Saya pernah mengalami minggu di mana semuanya bertepatan: deadline proyek besar, tanggung jawab mentoring, dan presentasi untuk promosi. Di tengah kepanikan itu, saya ingat saran dari seorang teman bloger di diahrosanti tentang pentingnya menulis prioritas harian. Hal sederhana itu membantu saya memilih mana yang harus diselesaikan hari itu dan mana yang bisa ditunda. Menyusun prioritas ternyata lebih menenangkan daripada menambah to-do list tanpa aturan.
Mengapa Ambisi Sering Bikin Galau?
Ada kalanya ambisi terasa seperti pendorong dan sekaligus pemberat. Saya ingin naik level, ingin diakui, ingin punya ruangan sendiri yang bisa saya hias dengan tanaman kecil. Namun, setiap langkah maju selalu ada pengorbanan: waktu untuk diri sendiri berkurang, hubungan menjadi renggang, dan kadang rasa bersalah muncul karena tidak bisa jadi orang yang sempurna di semua peran. Pertanyaan yang sering saya tanyakan sendiri: apakah ambisi ini benar-benar milik saya atau hanya cermin ekspektasi orang lain?
Pernah suatu kali saya hampir menerima tawaran kerja dengan gaji lebih tinggi namun harus pindah kota. Di satu sisi, ini kesempatan yang saya idamkan. Di sisi lain, ada rasa takut kehilangan rutinitas yang nyaman dan hubungan yang baru mulai stabil. Malam-malam itu saya menulis di buku catatan sampai larut, menimbang pro dan kontra seperti pedagang yang memilih barang. Keputusan akhirnya bukan hanya soal ambisi, tapi juga soal apa yang membuat saya bahagia hari ke hari.
Ngobrol Santai soal Mood di Kantor
Di sela-sela rapat formal, kadang saya dan beberapa teman perempuan duduk di pantry dan ngobrol soal mood. Kami tukar cerita tentang bos yang perfeksionis, klien yang cerewet, dan strategi bertahan hidup saat hari terasa berat. Ternyata, humor kecil seperti meme kantor atau pesan singkat “kamu kuat” bisa jadi obat paling manjur. Saya sering bilang, jangan remehkan kekuatan curhat sebentar — itu seperti memberi saluran pelepasan untuk emosi yang menumpuk.
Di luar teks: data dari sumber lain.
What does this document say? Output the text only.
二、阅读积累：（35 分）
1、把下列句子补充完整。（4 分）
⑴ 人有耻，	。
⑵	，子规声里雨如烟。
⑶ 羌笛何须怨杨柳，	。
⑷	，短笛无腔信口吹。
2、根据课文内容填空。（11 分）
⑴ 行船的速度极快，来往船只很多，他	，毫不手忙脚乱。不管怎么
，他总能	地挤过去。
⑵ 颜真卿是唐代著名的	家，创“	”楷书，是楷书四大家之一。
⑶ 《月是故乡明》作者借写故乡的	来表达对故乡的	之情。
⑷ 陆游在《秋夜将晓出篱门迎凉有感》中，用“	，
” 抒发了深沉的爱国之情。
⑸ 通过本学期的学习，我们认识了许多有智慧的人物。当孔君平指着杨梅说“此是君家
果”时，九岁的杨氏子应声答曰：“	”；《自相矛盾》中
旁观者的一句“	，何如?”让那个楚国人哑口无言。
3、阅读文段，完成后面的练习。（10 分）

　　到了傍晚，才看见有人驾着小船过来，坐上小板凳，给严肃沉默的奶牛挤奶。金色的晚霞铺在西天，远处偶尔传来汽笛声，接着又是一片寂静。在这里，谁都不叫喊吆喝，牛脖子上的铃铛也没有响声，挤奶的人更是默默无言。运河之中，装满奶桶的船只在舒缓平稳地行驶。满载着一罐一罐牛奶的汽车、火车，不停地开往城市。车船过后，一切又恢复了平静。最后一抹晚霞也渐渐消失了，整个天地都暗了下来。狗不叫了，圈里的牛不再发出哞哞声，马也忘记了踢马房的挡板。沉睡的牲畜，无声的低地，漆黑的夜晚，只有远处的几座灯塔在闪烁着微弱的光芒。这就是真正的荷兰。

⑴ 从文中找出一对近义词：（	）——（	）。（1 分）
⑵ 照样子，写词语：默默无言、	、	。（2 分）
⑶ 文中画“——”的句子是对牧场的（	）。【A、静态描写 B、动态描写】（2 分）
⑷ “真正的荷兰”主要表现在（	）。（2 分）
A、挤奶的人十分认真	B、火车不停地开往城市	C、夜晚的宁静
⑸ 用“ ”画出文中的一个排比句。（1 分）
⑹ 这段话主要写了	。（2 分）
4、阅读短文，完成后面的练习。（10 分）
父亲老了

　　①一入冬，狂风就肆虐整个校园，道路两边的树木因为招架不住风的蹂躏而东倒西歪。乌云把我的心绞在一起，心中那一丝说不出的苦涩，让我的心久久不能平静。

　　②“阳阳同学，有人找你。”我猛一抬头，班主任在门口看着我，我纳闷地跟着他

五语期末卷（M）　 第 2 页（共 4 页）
Saya juga punya kebiasaan menyusun playlist “mood booster” yang selalu ada di headphone. Lagu-lagu itu jadi soundtrack kecil saat menyelesaikan laporan atau menunggu feedback. Lagu bisa mengubah tempo kerja saya dari grogi menjadi bergairah, dari murung menjadi berkonsentrasi. Hal-hal kecil inilah yang membantu menjaga keseimbangan antara ambisi dan kesehatan mental.
Kesimpulan: Memilih dengan Hati, Beraksi dengan Kepala
Menjadi wanita karier di era serba cepat ini memang menuntut banyak peran. Saya percaya kita tidak harus sempurna, cukup jujur pada diri sendiri. Ambisi itu sah, galau itu manusiawi. Yang penting, kita punya cara agar keduanya tidak saling menghancurkan: menetapkan batas, menulis prioritas, dan memberi ruang untuk menikmati hal-hal sederhana. Kadang keputusan besar datang dari percakapan santai di pantry atau catatan kecil di pagi hari.
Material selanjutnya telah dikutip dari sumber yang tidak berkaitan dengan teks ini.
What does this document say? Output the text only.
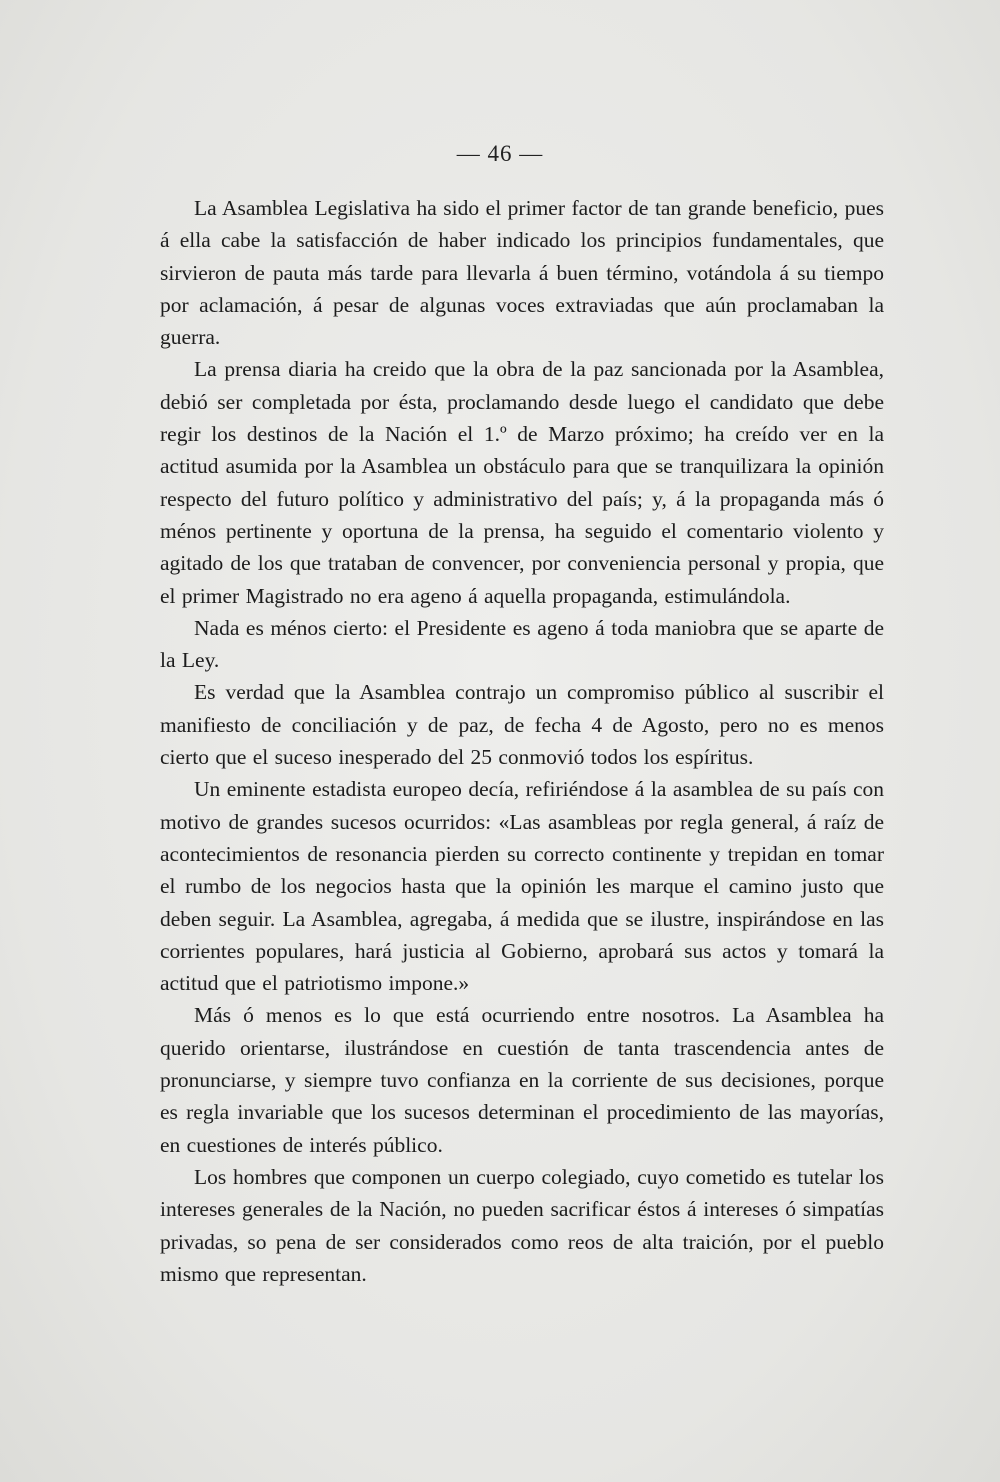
— 46 —

La Asamblea Legislativa ha sido el primer factor de tan grande beneficio, pues á ella cabe la satisfacción de haber indicado los principios fundamentales, que sirvieron de pauta más tarde para llevarla á buen término, votándola á su tiempo por aclamación, á pesar de algunas voces extraviadas que aún proclamaban la guerra.

La prensa diaria ha creido que la obra de la paz sancionada por la Asamblea, debió ser completada por ésta, proclamando desde luego el candidato que debe regir los destinos de la Nación el 1.º de Marzo próximo; ha creído ver en la actitud asumida por la Asamblea un obstáculo para que se tranquilizara la opinión respecto del futuro político y administrativo del país; y, á la propaganda más ó ménos pertinente y oportuna de la prensa, ha seguido el comentario violento y agitado de los que trataban de convencer, por conveniencia personal y propia, que el primer Magistrado no era ageno á aquella propaganda, estimulándola.

Nada es ménos cierto: el Presidente es ageno á toda maniobra que se aparte de la Ley.

Es verdad que la Asamblea contrajo un compromiso público al suscribir el manifiesto de conciliación y de paz, de fecha 4 de Agosto, pero no es menos cierto que el suceso inesperado del 25 conmovió todos los espíritus.

Un eminente estadista europeo decía, refiriéndose á la asamblea de su país con motivo de grandes sucesos ocurridos: «Las asambleas por regla general, á raíz de acontecimientos de resonancia pierden su correcto continente y trepidan en tomar el rumbo de los negocios hasta que la opinión les marque el camino justo que deben seguir. La Asamblea, agregaba, á medida que se ilustre, inspirándose en las corrientes populares, hará justicia al Gobierno, aprobará sus actos y tomará la actitud que el patriotismo impone.»

Más ó menos es lo que está ocurriendo entre nosotros. La Asamblea ha querido orientarse, ilustrándose en cuestión de tanta trascendencia antes de pronunciarse, y siempre tuvo confianza en la corriente de sus decisiones, porque es regla invariable que los sucesos determinan el procedimiento de las mayorías, en cuestiones de interés público.

Los hombres que componen un cuerpo colegiado, cuyo cometido es tutelar los intereses generales de la Nación, no pueden sacrificar éstos á intereses ó simpatías privadas, so pena de ser considerados como reos de alta traición, por el pueblo mismo que representan.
Di akhir hari, ketika lampu kantor dimatikan dan saya melangkah pulang, saya selalu mencoba menanyakan satu hal: hari ini apa yang membuat saya tersenyum? Jawaban itu lebih berharga daripada sederet pencapaian di CV. Karena pada akhirnya, ambisi dan hati harus sejalan supaya hidup terasa lebih ringan dan lebih bermakna. Saya menulis ini sebagai pengingat untuk diri sendiri dan siapa pun yang sedang menyeimbangkan ambisi dan perasaan yang galau — kamu tidak sendirian.